Sadhguru on Krishnamurti – His work and his life
While walking near Janpath, I came to my favorite place one day – the book shop on the sidewalk. I saw a set of books by Jiddu Krishnamurti and bought them out of intrigue. When I started reading one of them, I slammed it down saying “What an idiot! Can’t make any sense of this!”
It took me another 3-4 years before I again picked one of them up. By then, I had become a little more than interested “spiritual tourist”.
Krishnamurti captures my imagination
And, Krishnamurti’s words just shook my being!
I had never read someone so incisive and razor-sharp. No matter what you talk to him about, his focus on the ‘unchangeable’ was just unwavering. If the unchangeable truth was your benchmark, every word from his mouth was clinging to it.
I read one book – while I contemplated on it. Then another. And soon, he was leading me into the beautiful world of – more responsibility for myself, going beyond the body and mind to understand the existential.
But what happened thereafter was to gauge where Krishnamurti was on an intellectual level. Until 2009, I felt, I could grasp it. And, then I realized I was running on a treadmill. Trying to collect the universe in my palm. My whole approach was wrong. And, intellect was not what the whole of Krishnamurti was all about. He was an enhanced being that I most certainly was not.
Reaching the Guru – Sadhguru
That’s when I rushed to the one who held my hand spiritually – Sadhguru. No, he didn’t meet me or me him. But he embodied everything that any Guru from times immemorial in India had been.
So, for me – both are my Gurus. When Sadhguru talks about Krishnamurti, it is the quality of Gurutva in this Universe talking about itself. They are not different at the core, yet poles apart.
Jiddu Krishnamurti exacted you to reach him or miss him completely. Sadhguru also demands that – implores you really – but has sympathy and gives you baby steps to get to a point where you can get at least 0.1% of where he is, if you are honest.

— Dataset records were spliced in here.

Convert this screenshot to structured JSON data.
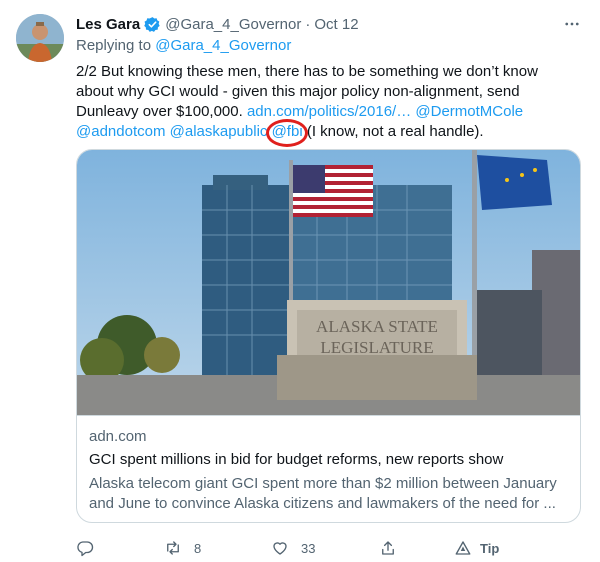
{
  "author": {
    "name": "Les Gara",
    "handle": "@Gara_4_Governor",
    "separator": "·",
    "date": "Oct 12"
  },
  "reply": {
    "prefix": "Replying to",
    "target": "@Gara_4_Governor"
  },
  "body": {
    "line1": "2/2 But knowing these men, there has to be something we don’t know",
    "line2": "about why GCI would - given this major policy non-alignment, send",
    "line3_text": "Dunleavy over $100,000.",
    "line3_link1": "adn.com/politics/2016/…",
    "line3_link2": "@DermotMCole",
    "line4_link1": "@adndotcom",
    "line4_link2": "@alaskapublic",
    "line4_link3": "@fbi",
    "line4_text": "(I know, not a real handle)."
  },
  "card": {
    "image_sign_line1": "ALASKA STATE",
    "image_sign_line2": "LEGISLATURE",
    "domain": "adn.com",
    "title": "GCI spent millions in bid for budget reforms, new reports show",
    "description": "Alaska telecom giant GCI spent more than $2 million between January and June to convince Alaska citizens and lawmakers of the need for ..."
  },
  "actions": {
    "reply_count": "",
    "retweet_count": "8",
    "like_count": "33",
    "tip_label": "Tip"
  },
  "colors": {
    "link": "#1d9bf0",
    "secondary_text": "#536471",
    "annotation_circle": "#e0201c",
    "verified": "#1d9bf0"
  },
  "icons": [
    "verified-badge-icon",
    "more-icon",
    "reply-icon",
    "retweet-icon",
    "like-icon",
    "share-icon",
    "tip-icon"
  ]
}
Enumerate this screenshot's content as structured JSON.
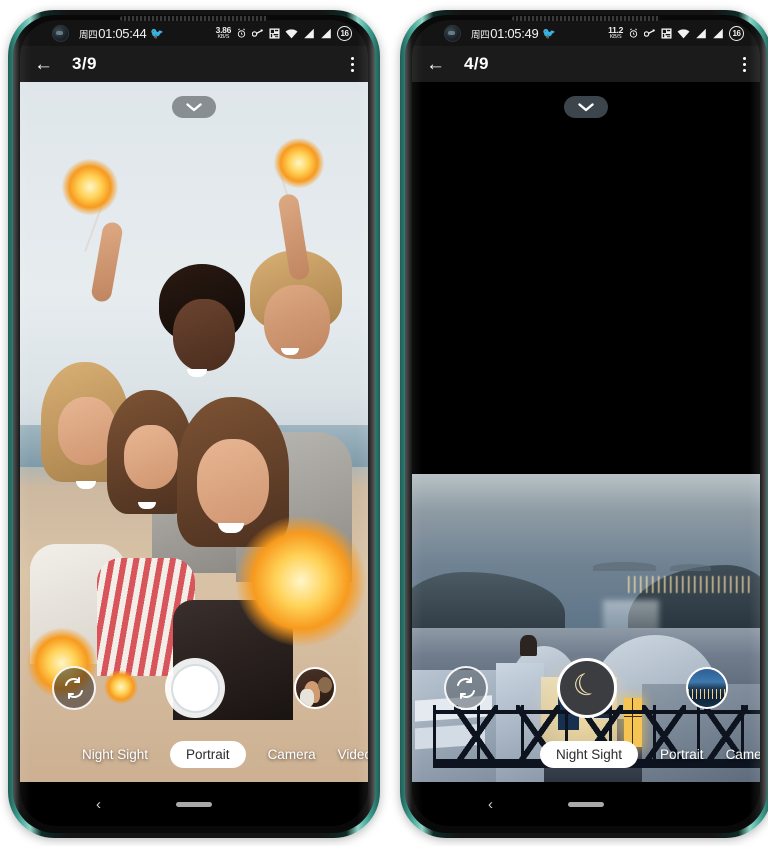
{
  "phones": [
    {
      "id": "left",
      "status_bar": {
        "camera_hole": "front-camera-hole",
        "day": "周四",
        "clock": "01:05:44",
        "bird_icon": "🐦",
        "net_speed_value": "3.86",
        "net_speed_unit": "KB/S",
        "alarm_icon": "alarm-clock-icon",
        "vpn_icon": "vpn-key-icon",
        "nfc_icon": "nfc-icon",
        "wifi_icon": "wifi-icon",
        "signal_icon_1": "signal-bars-icon",
        "signal_icon_2": "signal-bars-icon",
        "battery_level": "16"
      },
      "app_bar": {
        "back_icon": "←",
        "title": "3/9",
        "overflow_icon": "overflow-menu-icon"
      },
      "viewfinder": {
        "scene_description": "group-selfie-sparklers-beach",
        "chevron_icon": "chevron-down-icon",
        "flip_camera_icon": "flip-camera-icon",
        "shutter_icon": "shutter-button",
        "thumbnail_description": "woman-with-dog-thumbnail"
      },
      "modes": [
        {
          "label": "Night Sight",
          "active": false
        },
        {
          "label": "Portrait",
          "active": true
        },
        {
          "label": "Camera",
          "active": false
        },
        {
          "label": "Video",
          "active": false
        }
      ],
      "nav_bar": {
        "back_icon": "‹",
        "home_indicator": "home-pill-indicator"
      }
    },
    {
      "id": "right",
      "status_bar": {
        "camera_hole": "front-camera-hole",
        "day": "周四",
        "clock": "01:05:49",
        "bird_icon": "🐦",
        "net_speed_value": "11.2",
        "net_speed_unit": "KB/S",
        "alarm_icon": "alarm-clock-icon",
        "vpn_icon": "vpn-key-icon",
        "nfc_icon": "nfc-icon",
        "wifi_icon": "wifi-icon",
        "signal_icon_1": "signal-bars-icon",
        "signal_icon_2": "signal-bars-icon",
        "battery_level": "16"
      },
      "app_bar": {
        "back_icon": "←",
        "title": "4/9",
        "overflow_icon": "overflow-menu-icon"
      },
      "viewfinder": {
        "scene_description": "santorini-sunset-seascape",
        "chevron_icon": "chevron-down-icon",
        "flip_camera_icon": "flip-camera-icon",
        "shutter_icon": "crescent-moon-shutter",
        "shutter_glyph": "☾",
        "thumbnail_description": "night-cityscape-thumbnail"
      },
      "modes": [
        {
          "label": "Night Sight",
          "active": true
        },
        {
          "label": "Portrait",
          "active": false
        },
        {
          "label": "Camera",
          "active": false
        }
      ],
      "nav_bar": {
        "back_icon": "‹",
        "home_indicator": "home-pill-indicator"
      }
    }
  ],
  "colors": {
    "frame_teal": "#3fa294",
    "status_bar_bg": "#141414",
    "app_bar_bg": "#1b1b1b",
    "nav_bar_bg": "#000000",
    "mode_active_bg": "#ffffff",
    "moon_glyph": "#f2e2b4"
  }
}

Sadhguru on Krishnamurti – who he was?
Jiddu Krishnamurti was one of the persons who were identified to be groomed as World Teachers by theosophists. Annie Besant personally identified him while he was playing on a Chennai beach.
And, then he was taken to Oxford and put through a lot of education and spiritual processes. Apparently, he failed at studies but blossomed into one of the most beautiful human beings.
At the age of 24, there was a huge gathering in Holland, where he was to be hailed as the World Teacher. He dissolved the Order and gave a speech that shocked most of the folks there but blossomed many. Truth is a pathless land, he said. And shunned all glory. Read and watch it here – Truth is a pathless land by J. Krishnamurti.
Theosophists were serious about many spiritual aspects, but they got a guy who had already transcended. And, in many ways steered clear of the mistake that probably had been committed by the likes of Jesus.
Krishnamurti was a beautiful being. However, he did not have a method. A way for others to get a hold on. Like I found myself, a person who approached Krishnamurti’s ways could keep running on the treadmill and never get there.
And, that is where beings like Sadhguru come in. They look at the spiritual path from all its dimensions. You will find a very similar take by Osho in his speech after Krishnamurti left the world. Read Osho on Krishnamurti – His Death and His Work.
Spiritual brotherhood
There is no competition between two such beings. It is always so that everyone has a path and a method of their own. Not that one is better than the other, just that in some era, given how people’s ways are, one method seems to work better. The world has very few beings like Krishnamurti. His way is his own. You can either BE him or be nothing. You cannot ‘become’ Krishnamurti. There is no path to him. He is so amazingly eternal yet not available.
That is why beings like Sadhguru have loved Krishnamurtis but also understood their limitations. In raising the global consciousness, for world – at least at this time – is not ready for a being like him.